To conduct the test, you need a simple “continuity tester” that you can pick up at a building supply store or similar place for under $10 (I bought mine with a 20% off coupon!). Then you need a decent length (50 feet or more) of light gauge wire. I like to use 18 gauge lamp cord. An extra alligator clip might come in handy as well.

Strip about ½” from each end of the insulated wire and attach the alligator clip. Clip the other end of the wire to the alligator clip that comes on the continuity tester. Basically, you want to lengthen the little short cord that came with the tester so you can test the metal parts in a large area.

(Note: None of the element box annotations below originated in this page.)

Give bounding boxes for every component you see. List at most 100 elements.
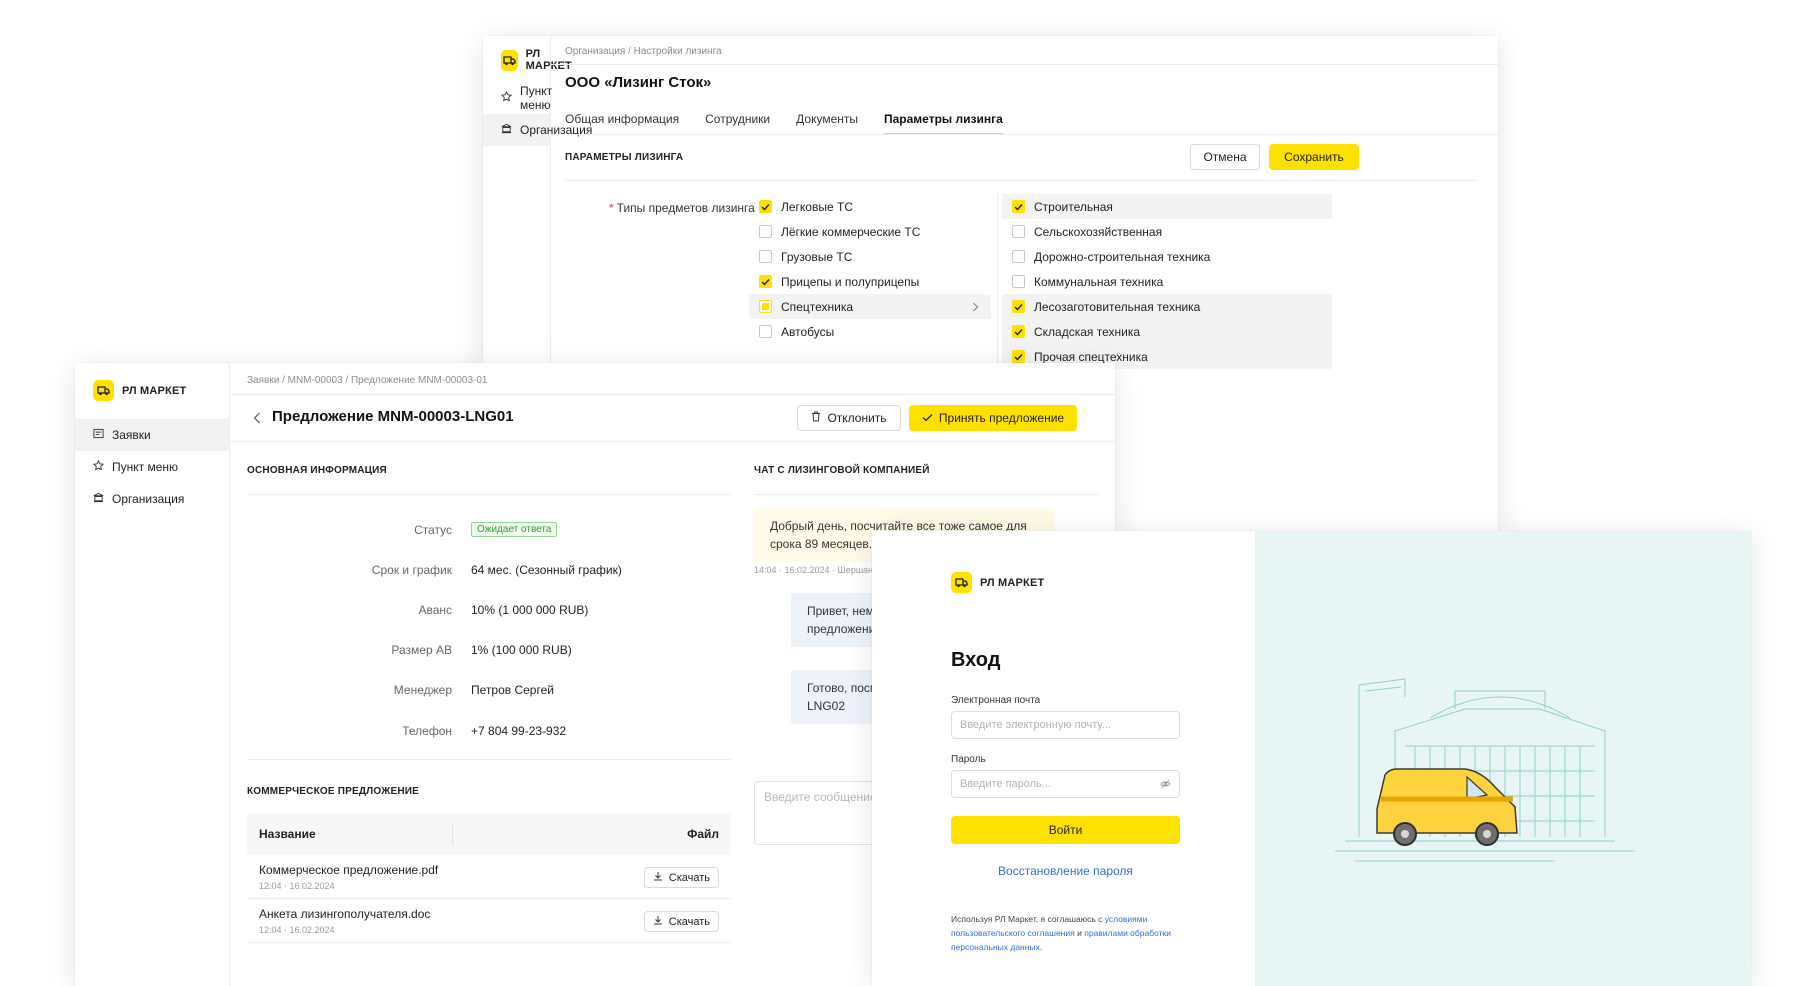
files-table: Название Файл Коммерческое предложение.p… <box>247 813 731 943</box>
email-label: Электронная почта <box>951 695 1041 706</box>
table-header: Название Файл <box>247 813 731 855</box>
login-button[interactable]: Войти <box>951 816 1180 844</box>
option-buses[interactable]: Автобусы <box>749 319 991 344</box>
accept-offer-button[interactable]: Принять предложение <box>909 405 1077 431</box>
status-badge: Ожидает ответа <box>471 522 558 537</box>
checkbox-checked[interactable] <box>759 200 772 213</box>
login-window: РЛ МАРКЕТ Вход Электронная почта Введите… <box>872 531 1751 986</box>
bank-icon <box>501 123 512 137</box>
download-button[interactable]: Скачать <box>643 867 719 888</box>
sidebar-item-label: Пункт меню <box>520 84 553 112</box>
option-light-commercial[interactable]: Лёгкие коммерческие ТС <box>749 219 991 244</box>
message-meta: 14:04 · 16.02.2024 · Шершан <box>754 565 874 575</box>
field-label-leasing-types: * Типы предметов лизинга <box>609 201 755 215</box>
required-marker: * <box>609 201 614 215</box>
option-municipal[interactable]: Коммунальная техника <box>1002 269 1332 294</box>
check-icon <box>922 411 933 425</box>
file-name: Коммерческое предложение.pdf <box>259 863 439 877</box>
star-icon <box>500 90 513 105</box>
password-label: Пароль <box>951 754 986 765</box>
header-divider <box>230 441 1115 442</box>
tab-leasing-params[interactable]: Параметры лизинга <box>884 112 1003 135</box>
eye-off-icon[interactable] <box>1160 779 1171 792</box>
brand-logo[interactable]: РЛ МАРКЕТ <box>951 572 1044 593</box>
tabs-divider <box>551 134 1498 135</box>
file-name: Анкета лизингополучателя.doc <box>259 907 431 921</box>
restore-password-link[interactable]: Восстановление пароля <box>951 864 1180 878</box>
password-input[interactable]: Введите пароль... <box>951 770 1180 798</box>
sidebar-item-label: Пункт меню <box>112 460 179 474</box>
option-construction[interactable]: Строительная <box>1002 194 1332 219</box>
truck-logo-icon <box>501 49 518 71</box>
option-trailers[interactable]: Прицепы и полуприцепы <box>749 269 991 294</box>
left-checkbox-list: Легковые ТС Лёгкие коммерческие ТС Грузо… <box>749 194 991 344</box>
legal-notice: Используя РЛ Маркет, я соглашаюсь с усло… <box>951 914 1171 952</box>
breadcrumb[interactable]: Заявки / MNM-00003 / Предложение MNM-000… <box>247 375 487 386</box>
list-icon <box>93 428 104 442</box>
sidebar-item-organization[interactable]: Организация <box>75 483 229 515</box>
download-icon <box>653 871 663 884</box>
sidebar-item-menu[interactable]: Пункт меню <box>75 451 229 483</box>
building-van-illustration <box>1335 678 1635 862</box>
sidebar-nav: Пункт меню Организация <box>483 82 592 146</box>
breadcrumb[interactable]: Организация / Настройки лизинга <box>565 46 722 57</box>
sidebar-item-menu[interactable]: Пункт меню <box>483 82 553 114</box>
login-heading: Вход <box>951 649 1001 671</box>
right-checkbox-list: Строительная Сельскохозяйственная Дорожн… <box>1002 194 1332 369</box>
checkbox-unchecked[interactable] <box>1012 250 1025 263</box>
sidebar-item-label: Организация <box>112 492 185 506</box>
checkbox-unchecked[interactable] <box>759 225 772 238</box>
commercial-offer-title: КОММЕРЧЕСКОЕ ПРЕДЛОЖЕНИЕ <box>247 786 420 797</box>
checkbox-indeterminate[interactable] <box>759 300 772 313</box>
reject-button[interactable]: Отклонить <box>797 405 901 431</box>
download-icon <box>653 915 663 928</box>
brand-name: РЛ МАРКЕТ <box>980 576 1045 589</box>
truck-logo-icon <box>93 380 114 401</box>
section-title: ПАРАМЕТРЫ ЛИЗИНГА <box>565 152 684 163</box>
cancel-button[interactable]: Отмена <box>1190 144 1260 170</box>
main-info-title: ОСНОВНАЯ ИНФОРМАЦИЯ <box>247 465 387 476</box>
divider <box>230 394 1115 395</box>
checkbox-checked[interactable] <box>1012 300 1025 313</box>
save-button[interactable]: Сохранить <box>1269 144 1359 170</box>
checkbox-checked[interactable] <box>759 275 772 288</box>
checkbox-unchecked[interactable] <box>1012 225 1025 238</box>
chevron-right-icon <box>972 301 979 315</box>
back-chevron-icon[interactable] <box>253 411 261 429</box>
download-button[interactable]: Скачать <box>643 911 719 932</box>
table-row: Анкета лизингополучателя.doc 12:04 · 16.… <box>247 899 731 943</box>
checkbox-unchecked[interactable] <box>759 250 772 263</box>
checkbox-unchecked[interactable] <box>1012 275 1025 288</box>
file-date: 12:04 · 16.02.2024 <box>259 925 335 935</box>
checkbox-unchecked[interactable] <box>759 325 772 338</box>
brand-name: РЛ МАРКЕТ <box>122 384 187 397</box>
bank-icon <box>93 492 104 506</box>
col-name-header: Название <box>259 827 316 841</box>
option-special-equipment[interactable]: Спецтехника <box>749 294 991 319</box>
file-date: 12:04 · 16.02.2024 <box>259 881 335 891</box>
option-road-construction[interactable]: Дорожно-строительная техника <box>1002 244 1332 269</box>
option-passenger-vehicles[interactable]: Легковые ТС <box>749 194 991 219</box>
trash-icon <box>811 411 821 425</box>
chat-title: ЧАТ С ЛИЗИНГОВОЙ КОМПАНИЕЙ <box>754 465 930 476</box>
col-separator <box>452 823 453 845</box>
checkbox-checked[interactable] <box>1012 350 1025 363</box>
option-agricultural[interactable]: Сельскохозяйственная <box>1002 219 1332 244</box>
sidebar: РЛ МАРКЕТ Заявки Пункт меню Организация <box>75 363 230 986</box>
star-icon <box>92 459 105 474</box>
checkbox-checked[interactable] <box>1012 325 1025 338</box>
option-trucks[interactable]: Грузовые ТС <box>749 244 991 269</box>
checkbox-checked[interactable] <box>1012 200 1025 213</box>
sidebar-item-organization[interactable]: Организация <box>483 114 592 146</box>
sidebar-nav: Заявки Пункт меню Организация <box>75 419 229 515</box>
tab-general[interactable]: Общая информация <box>565 112 679 135</box>
tab-documents[interactable]: Документы <box>796 112 858 135</box>
email-input[interactable]: Введите электронную почту... <box>951 711 1180 739</box>
tab-employees[interactable]: Сотрудники <box>705 112 770 135</box>
section-divider <box>247 494 731 495</box>
sidebar-item-requests[interactable]: Заявки <box>75 419 229 451</box>
chat-divider <box>754 494 1099 495</box>
brand-logo[interactable]: РЛ МАРКЕТ <box>93 380 186 401</box>
option-logging[interactable]: Лесозаготовительная техника <box>1002 294 1332 319</box>
option-warehouse[interactable]: Складская техника <box>1002 319 1332 344</box>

Once you have added the extra length of wire, you need to test your tester to make sure it works! Just touch the end of the added wire to the probe of the continuity tester. If you made good connections and your battery is fresh, the light in the tester should come on. That would indicate you have a “closed” circuit.

Connect the bonding wire between each chassis.

So, you are almost ready to test. First, turn off the power to the home. You don’t want to get zapped when testing the home. Next, if you are installing a multi-section home, the “Bonding Wire” connecting each chassis (or frame) must be connected.

Metal junction box needed tested for continuity

Gas line bonded to the chassis

Next, attach the end of the wire to the ground terminal (or bus bar) in the panel box. Now touch the probe to the edge of the panel box. The light should come on, indicating the panel box housing is grounded. Continue to touch the probe to any metal part of the home that may become energized while the other end of the wire is still attached to the grounding terminal.  For example, you should check the furnace housing, water heater, chassis, metal heat ducts, any gas piping, any metal siding or roofing, metal light fixtures canopies, metal bath exhaust fans, range hood, waste disposal housing, any metal junction boxes (maybe for a built-in oven or cook top).     

Now, when you are checking these metal parts, make sure you touch the probe to bare metal when possible as sometime the paint can hamper your test.

If your wire is too short and you need to move to another source to ground, you can use the ground terminal from a receptacle or attach to a ground conductor. Once you have completed the test, document it on the Installation Checklist.  

Ok, I hope this helps explain the process, I would normally tell you to refer to the manufacturers installation instructions or the Manufactured Home Construction and Safety Standards, but they lack detail. If you want to see for yourself, go to 24 CFR 3280.810 (b).